Hil shot Mary Rose a questioning look—she didn’t know it was a funny story. Don’t even try, Hil.
“I’m surprised you remember that, Mary Rose,” said Dolly, “y
ou were only, how old were you?”
“Five.”
“I mean when Alexander was born.”
“Oh, I … I guess I actually don’t know.”
Dolly was suddenly shouting again, firing the words past Mary Rose’s head. She felt them graze her scalp—“Dunc, how old was Mary Rose when Alexander-Who-Died was born?!”
“What?” he answered irritably. “What’re you worried about that for?”

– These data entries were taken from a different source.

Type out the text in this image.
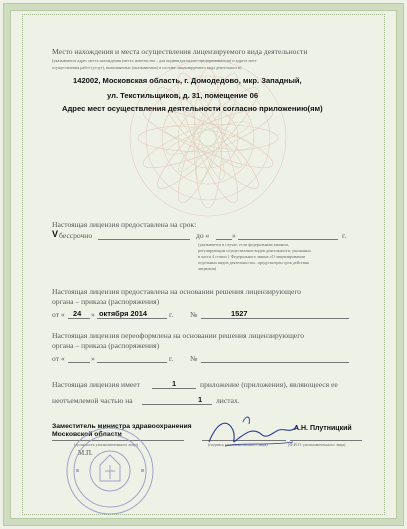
Место нахождения и места осуществления лицензируемого вида деятельности
(указываются адрес места нахождения (места жительства – для индивидуального предпринимателя) и адреса мест
осуществления работ (услуг), выполняемых (оказываемых) в составе лицензируемого вида деятельности)
142002, Московская область, г. Домодедово, мкр. Западный,
ул. Текстильщиков, д. 31, помещение 06
Адрес мест осуществления деятельности согласно приложению(ям)
Настоящая лицензия предоставлена на срок:
V бессрочно	до «	»	г.
(указывается в случае, если федеральным законом,
регулирующим осуществление видов деятельности, указанных
в части 4 статьи 1 Федерального закона «О лицензировании
отдельных видов деятельности», предусмотрен срок действия
лицензии)
Настоящая лицензия предоставлена на основании решения лицензирующего
органа – приказа (распоряжения)
от « 24 » октября 2014	г. №	1527
Настоящая лицензия переоформлена на основании решения лицензирующего
органа – приказа (распоряжения)
от «	»	г. №
Настоящая лицензия имеет	1	приложение (приложения), являющееся ее
неотъемлемой частью на	1 листах.
Заместитель министра здравоохранения
Московской области
(должность уполномоченного лица)	(подпись уполномоченного лица)
А.Н. Плутницкий
(Ф.И.О. уполномоченного лица)
М.П.
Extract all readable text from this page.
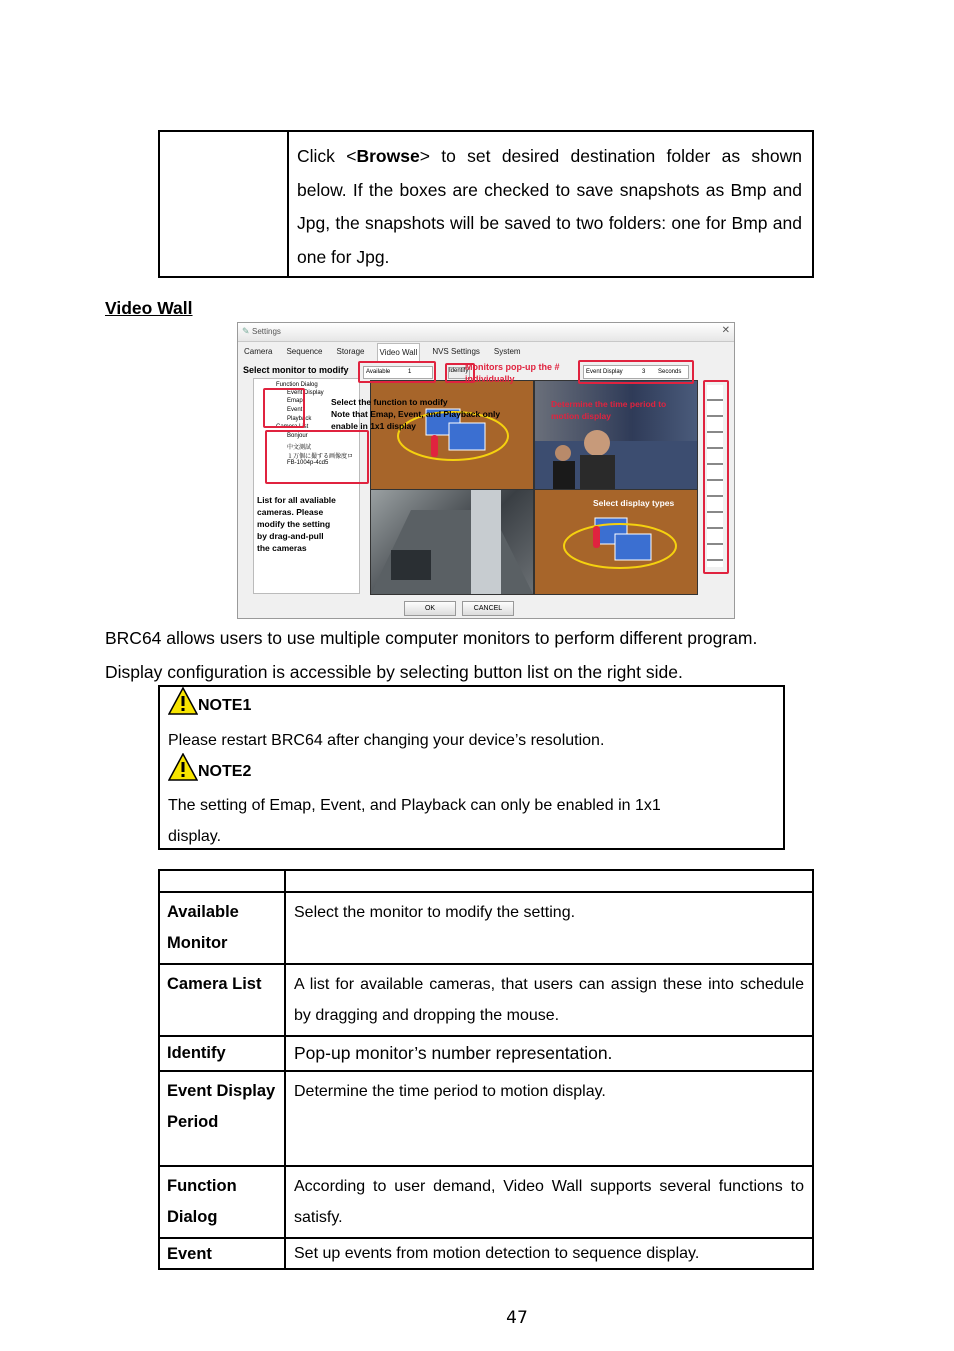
	Click <Browse> to set desired destination folder as shown below. If the boxes are checked to save snapshots as Bmp and Jpg, the snapshots will be saved to two folders: one for Bmp and one for Jpg.
Video Wall
✎ Settings	✕
Camera Sequence Storage	Video Wall	NVS Settings System
Select monitor to modify	Available	1	Identify	Event Display	3 Seconds
Function Dialog
Event Display
Emap
Event
Playback
Camera List
Bonjour
中文測試
１万個に撮する画像度ロ
FB-1004p-4cd5
List for all avaliable
cameras. Please
modify the setting
by drag-and-pull
the cameras
Monitors pop-up the # individually
Select the function to modify
Note that Emap, Event, and Playback only
enable in 1x1 display
Determine the time period to
motion display
Select display types
OK	CANCEL
BRC64 allows users to use multiple computer monitors to perform different program.
Display configuration is accessible by selecting button list on the right side.
NOTE1
Please restart BRC64 after changing your device’s resolution.
NOTE2
The setting of Emap, Event, and Playback can only be enabled in 1x1
display.

Available Monitor	Select the monitor to modify the setting.
Camera List	A list for available cameras, that users can assign these into schedule by dragging and dropping the mouse.
Identify	Pop-up monitor’s number representation.
Event Display Period	Determine the time period to motion display.
Function Dialog	According to user demand, Video Wall supports several functions to satisfy.
Event	Set up events from motion detection to sequence display.
47
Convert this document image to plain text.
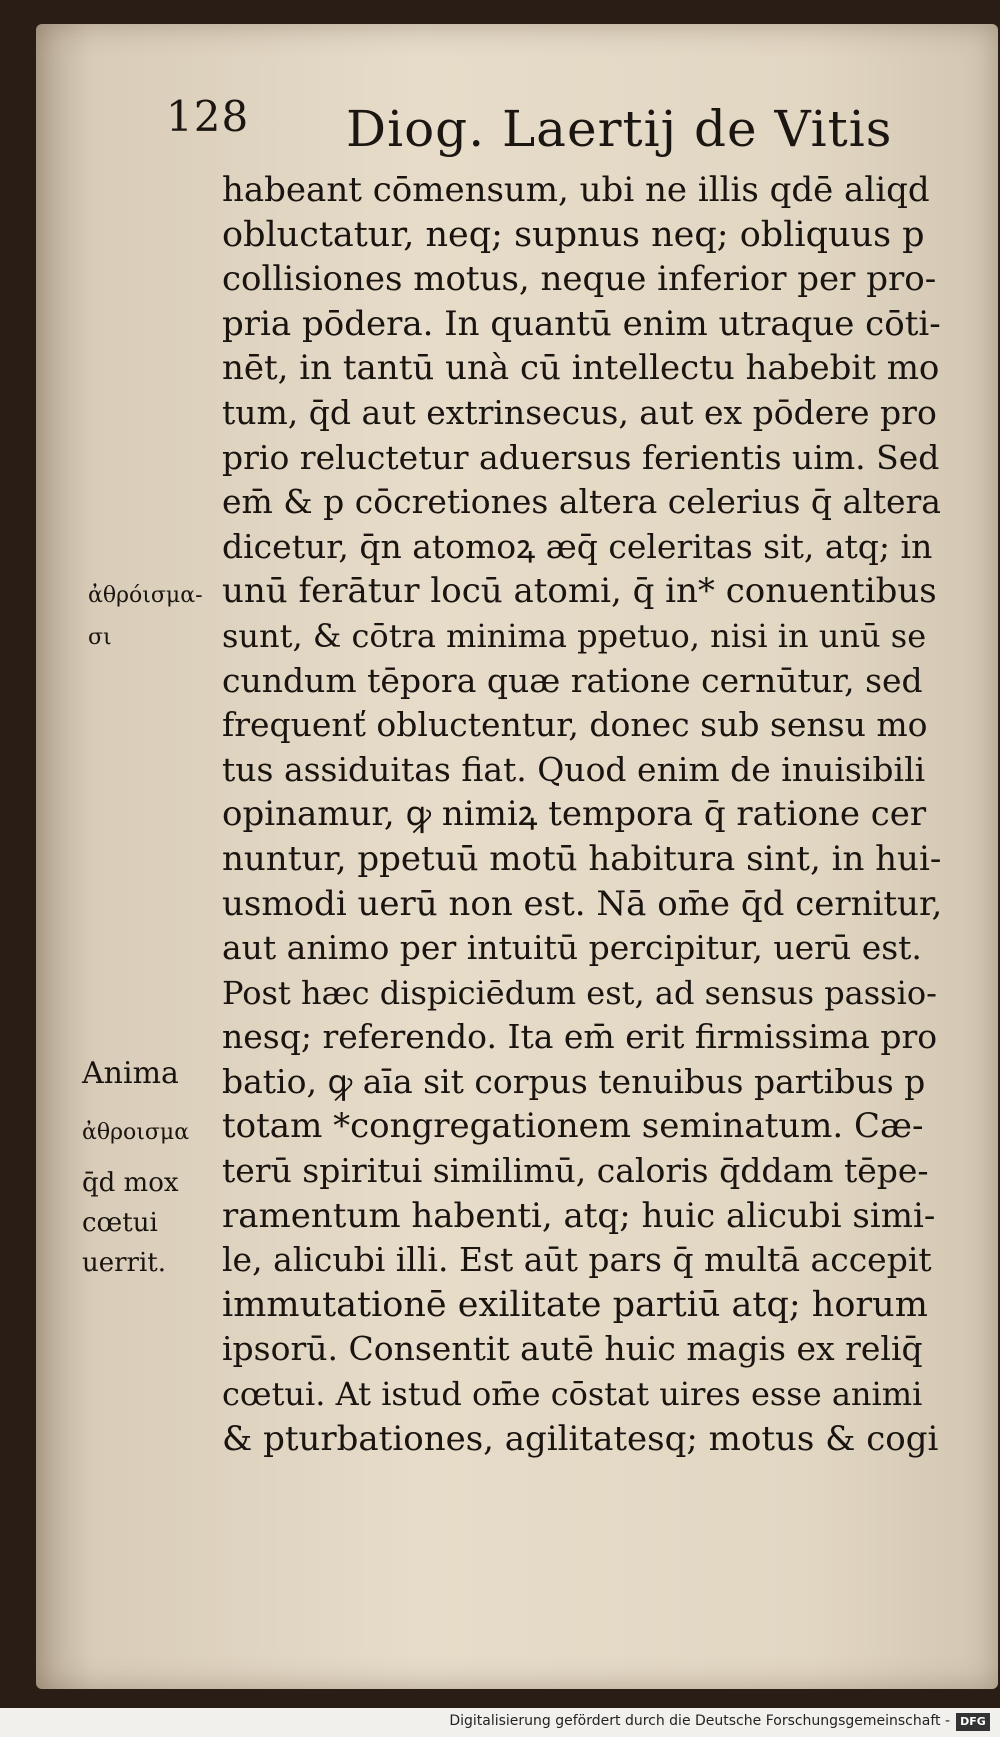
128 Diog. Laertij de Vitis
habeant cōmensum, ubi ne illis qdē aliqd
obluctatur, neq; supnus neq; obliquus p
collisiones motus, neque inferior per pro-
pria pōdera. In quantū enim utraque cōti-
nēt, in tantū unà cū intellectu habebit mo
tum, q̄d aut extrinsecus, aut ex pōdere pro
prio reluctetur aduersus ferientis uim. Sed
em̄ & p cōcretiones altera celerius q̄ altera
dicetur, q̄n atomoꝝ æq̄ celeritas sit, atq; in
unū ferātur locū atomi, q̄ in* conuentibus
sunt, & cōtra minima ppetuo, nisi in unū se
cundum tēpora quæ ratione cernūtur, sed
frequenť obluctentur, donec sub sensu mo
tus assiduitas fiat. Quod enim de inuisibili
opinamur, ꝙ nimiꝝ tempora q̄ ratione cer
nuntur, ppetuū motū habitura sint, in hui-
usmodi uerū non est. Nā om̄e q̄d cernitur,
aut animo per intuitū percipitur, uerū est.
Post hæc dispiciēdum est, ad sensus passio-
nesq; referendo. Ita em̄ erit firmissima pro
batio, ꝙ aīa sit corpus tenuibus partibus p
totam *congregationem seminatum. Cæ-
terū spiritui similimū, caloris q̄ddam tēpe-
ramentum habenti, atq; huic alicubi simi-
le, alicubi illi. Est aūt pars q̄ multā accepit
immutationē exilitate partiū atq; horum
ipsorū. Consentit autē huic magis ex reliq̄
cœtui. At istud om̄e cōstat uires esse animi
& pturbationes, agilitatesq; motus & cogi
ἀθρόισμα-
σι
Anima
ἀθροισμα
q̄d mox
cœtui
uerrit.
Digitalisierung gefördert durch die Deutsche Forschungsgemeinschaft - DFG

“I’m not ‘worried,’ Dunc!” And to Hil, “She would have been, let me think now …”
“Where’s that picture, Mum? The one of us visiting his grave.”
“Was there a picture?”
“Dad took it, remember?” She looked over at her father for corroboration but he appeared to be dozing off. She set his drink down at his elbow and removed the cup and saucer. She returned to her mother, speaking quietly. “It’s of me and you and Maureen. It was cold, you gave me your sweater.”
“It wasn’t cold, it was April.”
“See, you do remember.”
Matthew piped up, “Jitdy, can I have some ice cream?”
“Shh, Matthew.”
“Sure,” replied Dunc, rallying, hands on the armrests, about to rise.
“No, Dad, not yet, please.”
He winked at Matthew. “She’s the boss. Come here, Matt, and keep me company while the women finish making supper. Did you know all the best chefs in the world are men?”
“I was going to do something, now what was it?” said Dolly.
“Solve Fermat’s Last Theorem?”
“I was going to take a suppository, come.”
“I am not going into the bathroom with you.”
“You’re saucy, come with me now, I want to give you something.”